Avec le printemps vient le moment pour les jeunes chrétiens de faire leur communion. Mais avant ce jour crucial, une longue préparation et un apprentissage de la foi sont nécessaires.

La toute première condition pour avoir le droit de communier est bien entendu d’avoir été baptisé. En effet, pour un communiant, cette cérémonie représente le renouvellement de sa foi après le baptême. Mais l’importance est toute autre, car le jeune adulte s'engage cette fois consciemment dans la foi religieuse. Pour cela, il doit normalement subir une préparation catéchétique de deux ans au minimum. Cette période de catéchisme a pour but de lui apprendre l’histoire de la religion, pour lui permettre de savoir sur quelle voie il s’engage. Cet apprentissage est également spirituel, car on lui enseigne les valeurs essentielles à respecter. Quelques semaines avant la communion, aussi appelée profession de foi, les enfants suivent une sorte de « stage de préparation » pour mieux appréhender ce moment important.

La cérémonie est non seulement répétée, mais on leur inculque également comment se comporter lorsqu’ils reçoivent l’hostie, symbolisant le corps du Christ, pour la première fois. Durant cette préparation, les enfants doivent vivre l'expérience du Sacrement de Réconciliation et de Pénitence. Pour l’église, la communion ne peut avoir lieu sans ce sacrement. Son but est à la fois pédagogique et évangélique. C’est à l’enfant d’effectuer la démarche en trouvant le prêtre. Ce dernier l’incite à la prière, à placer sa vie sous le regard de l'Évangile, et surtout à discerner le bien et le mal. Toute cette période implique que l’enfant soit présent à l’église, condition indispensable pour recevoir la communion.

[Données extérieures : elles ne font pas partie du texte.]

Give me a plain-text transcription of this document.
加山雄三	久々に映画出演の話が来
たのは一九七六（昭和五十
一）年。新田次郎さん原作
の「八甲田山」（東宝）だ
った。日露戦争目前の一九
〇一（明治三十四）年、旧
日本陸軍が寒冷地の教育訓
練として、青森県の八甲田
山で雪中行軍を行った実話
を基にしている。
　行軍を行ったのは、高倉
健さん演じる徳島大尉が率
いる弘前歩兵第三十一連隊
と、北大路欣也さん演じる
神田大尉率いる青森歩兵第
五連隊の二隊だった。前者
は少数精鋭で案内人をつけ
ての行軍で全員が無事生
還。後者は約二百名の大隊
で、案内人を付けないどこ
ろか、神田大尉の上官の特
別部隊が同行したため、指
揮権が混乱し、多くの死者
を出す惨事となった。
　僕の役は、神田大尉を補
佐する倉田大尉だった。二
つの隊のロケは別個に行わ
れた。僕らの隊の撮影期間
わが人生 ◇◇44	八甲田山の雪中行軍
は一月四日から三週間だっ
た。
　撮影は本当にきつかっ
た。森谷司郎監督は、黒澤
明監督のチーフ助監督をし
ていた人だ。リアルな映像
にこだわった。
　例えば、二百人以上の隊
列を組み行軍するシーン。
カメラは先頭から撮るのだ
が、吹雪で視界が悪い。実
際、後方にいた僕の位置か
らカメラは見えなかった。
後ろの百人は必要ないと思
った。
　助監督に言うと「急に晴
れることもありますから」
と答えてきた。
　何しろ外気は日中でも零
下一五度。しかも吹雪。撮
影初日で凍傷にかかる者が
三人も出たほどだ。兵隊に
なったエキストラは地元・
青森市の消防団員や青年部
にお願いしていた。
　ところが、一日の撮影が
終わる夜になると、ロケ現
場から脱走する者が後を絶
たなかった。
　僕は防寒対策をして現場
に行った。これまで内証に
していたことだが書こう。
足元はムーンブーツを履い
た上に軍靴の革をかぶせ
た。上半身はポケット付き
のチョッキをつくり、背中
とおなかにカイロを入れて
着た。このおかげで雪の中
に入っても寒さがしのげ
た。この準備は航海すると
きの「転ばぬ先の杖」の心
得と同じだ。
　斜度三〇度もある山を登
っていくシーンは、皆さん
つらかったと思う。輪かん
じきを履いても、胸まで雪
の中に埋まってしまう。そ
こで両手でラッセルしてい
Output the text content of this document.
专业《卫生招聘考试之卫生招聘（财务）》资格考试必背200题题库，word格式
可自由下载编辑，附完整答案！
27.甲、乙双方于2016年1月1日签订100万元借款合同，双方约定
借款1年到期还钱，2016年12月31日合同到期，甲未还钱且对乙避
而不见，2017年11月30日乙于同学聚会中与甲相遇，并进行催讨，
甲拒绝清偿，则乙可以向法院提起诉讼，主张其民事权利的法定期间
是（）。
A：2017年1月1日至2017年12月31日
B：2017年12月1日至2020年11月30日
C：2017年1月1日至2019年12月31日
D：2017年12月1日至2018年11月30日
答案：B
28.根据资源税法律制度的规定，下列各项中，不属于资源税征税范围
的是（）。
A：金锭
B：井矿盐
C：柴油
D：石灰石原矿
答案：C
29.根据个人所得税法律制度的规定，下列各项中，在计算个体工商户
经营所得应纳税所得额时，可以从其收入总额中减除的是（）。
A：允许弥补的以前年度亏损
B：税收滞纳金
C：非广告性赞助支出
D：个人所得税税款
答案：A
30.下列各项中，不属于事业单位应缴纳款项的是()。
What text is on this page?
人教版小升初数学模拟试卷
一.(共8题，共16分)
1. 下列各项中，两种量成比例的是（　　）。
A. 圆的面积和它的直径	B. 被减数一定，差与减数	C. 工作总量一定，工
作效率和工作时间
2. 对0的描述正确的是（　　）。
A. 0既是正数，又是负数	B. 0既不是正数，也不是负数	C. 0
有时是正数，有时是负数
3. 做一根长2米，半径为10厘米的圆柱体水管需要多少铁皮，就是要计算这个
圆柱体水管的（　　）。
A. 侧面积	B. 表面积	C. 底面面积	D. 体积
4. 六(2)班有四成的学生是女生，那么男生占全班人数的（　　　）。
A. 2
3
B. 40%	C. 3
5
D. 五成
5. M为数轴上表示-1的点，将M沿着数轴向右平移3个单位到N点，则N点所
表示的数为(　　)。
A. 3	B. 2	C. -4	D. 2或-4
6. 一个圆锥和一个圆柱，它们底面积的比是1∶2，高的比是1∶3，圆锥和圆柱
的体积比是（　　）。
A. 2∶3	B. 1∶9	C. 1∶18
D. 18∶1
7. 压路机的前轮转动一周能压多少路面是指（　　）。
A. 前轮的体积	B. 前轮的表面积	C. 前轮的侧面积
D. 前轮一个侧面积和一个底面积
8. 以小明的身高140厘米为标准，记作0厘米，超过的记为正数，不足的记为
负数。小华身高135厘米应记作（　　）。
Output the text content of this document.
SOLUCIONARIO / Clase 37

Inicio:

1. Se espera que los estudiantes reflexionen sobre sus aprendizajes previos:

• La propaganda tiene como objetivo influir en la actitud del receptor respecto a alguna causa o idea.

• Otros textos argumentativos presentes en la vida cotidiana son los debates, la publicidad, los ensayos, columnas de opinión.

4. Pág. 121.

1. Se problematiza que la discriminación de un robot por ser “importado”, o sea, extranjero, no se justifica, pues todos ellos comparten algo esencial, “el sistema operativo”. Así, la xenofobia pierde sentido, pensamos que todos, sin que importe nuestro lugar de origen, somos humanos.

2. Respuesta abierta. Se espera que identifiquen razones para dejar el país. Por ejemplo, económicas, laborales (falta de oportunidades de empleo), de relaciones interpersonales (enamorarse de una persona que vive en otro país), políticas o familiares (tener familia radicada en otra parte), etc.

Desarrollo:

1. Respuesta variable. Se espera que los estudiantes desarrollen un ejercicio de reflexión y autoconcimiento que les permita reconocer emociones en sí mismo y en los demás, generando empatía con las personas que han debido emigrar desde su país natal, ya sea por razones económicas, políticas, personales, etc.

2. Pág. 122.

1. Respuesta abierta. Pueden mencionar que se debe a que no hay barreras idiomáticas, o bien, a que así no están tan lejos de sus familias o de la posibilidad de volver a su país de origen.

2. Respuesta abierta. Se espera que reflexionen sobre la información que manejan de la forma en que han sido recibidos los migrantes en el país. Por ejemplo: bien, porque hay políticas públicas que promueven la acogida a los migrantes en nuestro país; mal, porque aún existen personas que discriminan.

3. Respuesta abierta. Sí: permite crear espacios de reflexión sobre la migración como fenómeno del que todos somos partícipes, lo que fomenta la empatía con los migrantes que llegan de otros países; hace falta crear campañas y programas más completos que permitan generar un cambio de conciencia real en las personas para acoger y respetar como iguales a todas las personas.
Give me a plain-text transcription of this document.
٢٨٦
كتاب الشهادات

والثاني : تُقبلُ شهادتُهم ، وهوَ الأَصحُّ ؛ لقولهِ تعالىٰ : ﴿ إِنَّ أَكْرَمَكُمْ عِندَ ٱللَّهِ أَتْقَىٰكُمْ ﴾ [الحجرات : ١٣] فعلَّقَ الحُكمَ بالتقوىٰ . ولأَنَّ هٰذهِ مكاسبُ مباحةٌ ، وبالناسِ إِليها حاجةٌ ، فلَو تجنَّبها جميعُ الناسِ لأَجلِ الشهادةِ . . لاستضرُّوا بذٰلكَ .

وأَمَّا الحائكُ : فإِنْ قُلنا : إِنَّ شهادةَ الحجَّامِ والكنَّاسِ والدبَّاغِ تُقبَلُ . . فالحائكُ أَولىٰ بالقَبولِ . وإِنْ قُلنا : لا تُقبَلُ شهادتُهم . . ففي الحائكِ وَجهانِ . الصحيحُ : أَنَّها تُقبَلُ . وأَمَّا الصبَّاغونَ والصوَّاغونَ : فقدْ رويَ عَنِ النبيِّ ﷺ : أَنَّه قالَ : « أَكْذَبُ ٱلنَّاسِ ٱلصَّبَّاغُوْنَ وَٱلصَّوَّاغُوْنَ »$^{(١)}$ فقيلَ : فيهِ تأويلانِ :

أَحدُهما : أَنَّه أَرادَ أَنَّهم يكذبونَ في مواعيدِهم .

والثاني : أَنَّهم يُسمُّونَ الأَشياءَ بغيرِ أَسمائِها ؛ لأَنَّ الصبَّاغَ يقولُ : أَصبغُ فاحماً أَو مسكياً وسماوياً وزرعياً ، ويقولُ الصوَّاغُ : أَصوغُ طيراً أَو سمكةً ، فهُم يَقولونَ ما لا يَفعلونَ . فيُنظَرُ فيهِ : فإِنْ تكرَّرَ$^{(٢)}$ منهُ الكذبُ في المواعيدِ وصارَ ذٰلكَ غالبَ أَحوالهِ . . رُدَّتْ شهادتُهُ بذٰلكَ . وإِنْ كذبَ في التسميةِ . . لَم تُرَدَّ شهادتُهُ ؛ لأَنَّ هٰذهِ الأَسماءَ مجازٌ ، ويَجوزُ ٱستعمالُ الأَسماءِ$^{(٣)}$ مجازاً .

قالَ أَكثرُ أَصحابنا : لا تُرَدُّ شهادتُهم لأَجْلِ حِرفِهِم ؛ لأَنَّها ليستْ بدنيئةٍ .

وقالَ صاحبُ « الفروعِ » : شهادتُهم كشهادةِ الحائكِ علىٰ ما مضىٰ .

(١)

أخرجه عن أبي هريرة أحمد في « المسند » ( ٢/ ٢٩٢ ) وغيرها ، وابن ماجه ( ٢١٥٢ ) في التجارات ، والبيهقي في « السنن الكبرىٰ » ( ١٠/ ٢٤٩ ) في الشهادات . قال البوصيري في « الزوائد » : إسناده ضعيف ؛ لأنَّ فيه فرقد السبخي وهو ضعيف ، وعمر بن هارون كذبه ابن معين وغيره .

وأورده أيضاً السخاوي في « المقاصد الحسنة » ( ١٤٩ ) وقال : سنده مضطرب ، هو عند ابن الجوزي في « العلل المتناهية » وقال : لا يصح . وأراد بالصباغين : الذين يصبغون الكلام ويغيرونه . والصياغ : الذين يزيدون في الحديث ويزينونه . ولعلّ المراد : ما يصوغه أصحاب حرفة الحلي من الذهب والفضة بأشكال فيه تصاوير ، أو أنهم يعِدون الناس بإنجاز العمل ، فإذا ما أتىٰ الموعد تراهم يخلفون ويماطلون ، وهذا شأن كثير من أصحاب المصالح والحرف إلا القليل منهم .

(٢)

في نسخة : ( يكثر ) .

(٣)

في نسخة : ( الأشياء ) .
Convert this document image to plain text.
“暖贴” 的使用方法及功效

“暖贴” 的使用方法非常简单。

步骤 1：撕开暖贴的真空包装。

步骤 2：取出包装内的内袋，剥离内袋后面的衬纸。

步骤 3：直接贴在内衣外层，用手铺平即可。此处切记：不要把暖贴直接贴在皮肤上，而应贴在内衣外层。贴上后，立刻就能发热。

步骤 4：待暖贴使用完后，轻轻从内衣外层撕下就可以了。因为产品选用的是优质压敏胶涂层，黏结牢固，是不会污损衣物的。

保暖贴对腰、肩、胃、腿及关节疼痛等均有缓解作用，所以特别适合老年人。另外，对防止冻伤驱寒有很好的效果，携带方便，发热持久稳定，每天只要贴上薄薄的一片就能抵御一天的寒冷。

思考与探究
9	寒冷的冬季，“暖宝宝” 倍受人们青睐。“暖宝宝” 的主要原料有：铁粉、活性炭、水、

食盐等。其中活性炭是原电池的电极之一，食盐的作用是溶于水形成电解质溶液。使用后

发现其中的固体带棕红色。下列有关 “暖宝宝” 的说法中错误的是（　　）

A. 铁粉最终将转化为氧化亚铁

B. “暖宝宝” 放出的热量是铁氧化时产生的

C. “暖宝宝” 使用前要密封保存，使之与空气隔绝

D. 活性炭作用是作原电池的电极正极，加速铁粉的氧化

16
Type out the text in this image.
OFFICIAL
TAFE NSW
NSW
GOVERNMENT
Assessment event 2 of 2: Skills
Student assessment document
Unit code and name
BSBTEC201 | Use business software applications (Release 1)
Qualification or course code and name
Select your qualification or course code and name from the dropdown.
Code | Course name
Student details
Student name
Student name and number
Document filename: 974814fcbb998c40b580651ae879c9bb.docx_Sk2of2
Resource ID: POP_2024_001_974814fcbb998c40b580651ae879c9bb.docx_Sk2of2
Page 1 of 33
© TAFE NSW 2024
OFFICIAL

La cérémonie, telle que nous la connaissons actuellement, n’existe pas depuis les débuts du christianisme. En effet, jusqu’au XIIe siècle, le baptême était immédiatement suivi par la communion. Les prêtres avaient pour coutume d’humecter les lèvres du nouveau baptisé avec du vin consacré. Cette façon de procéder a été conservée, notamment dans l’église d’Orient, où elle est toujours pratiquée. C’est au XIIIe siècle que la tradition change. Sous l’autorité du pape Innocent III, le Concile de Latran IV trouve plus judicieux de permettre aux enfants de mieux appréhender la chrétienté. Il est alors décidé que la communion aurait lieu vers 12 ans pour les filles, et vers 14 ans pour les garçons. Mais aucune cérémonie officielle n’est organisée. Il convient aux parents d’organiser ce rite en privé. C’est au XVIe siècle que la communion devient une étape importante dans la vie des chrétiens. Au cours du siècle suivant, elle se transforme en rituel public. Les enfants sont alors réunis et la communion est célébrée en commun au cours d’une cérémonie solennelle. Mais avec le temps, ce rite devient un événement autant familial que religieux. Petit à petit, la communion prend un autre sens, véritable passage à l’âge adulte. À partir du XIXe siècle, après sa communion, l’enfant recevait plus d’attention de la part de la société. Par exemple, il avait le droit de s’asseoir à table avec les grands et de se servir tout seul. De même, les garçons étaient autorisés à porter le pantalon long, et les filles avaient le droit de porter le chignon. Vers la fin du siècle, les communiants étaient vêtus de blanc, une façon de marquer leur pureté.
Mais toutes ces valeurs ont maintenant disparu, les enfants s’asseyant à table ou ayant le droit de porter des pantalons dès leur plus jeune âge. Certaines paroisses demandent à leurs communiants de porter la « robe Jésus » lors de la cérémonie, mais cette tendance est en train de disparaître. La cérémonie se déroule en groupe, avec tous les communiants ayant suivi les réunions de préparation. C'est donc tout naturellement ensemble qu'ils partagent ce moment fort. Le rite est une reconstitution de la Céne, le dernier repas du Christ, pendant lequel il donna le pain rompu à ses disciples en symbole de son corps. Le communiant reçoit à son tour le corps du Christ sous la forme de l'hostie. Moment fort et symbolique, c'est le plus attendu par l’enfant et les parents, l’apothéose de la cérémonie.
Il ne reste plus ensuite à la famille qu’à aller fêter dignement l’évènement autour d’un bon repas où l’enfant recevra des cadeaux.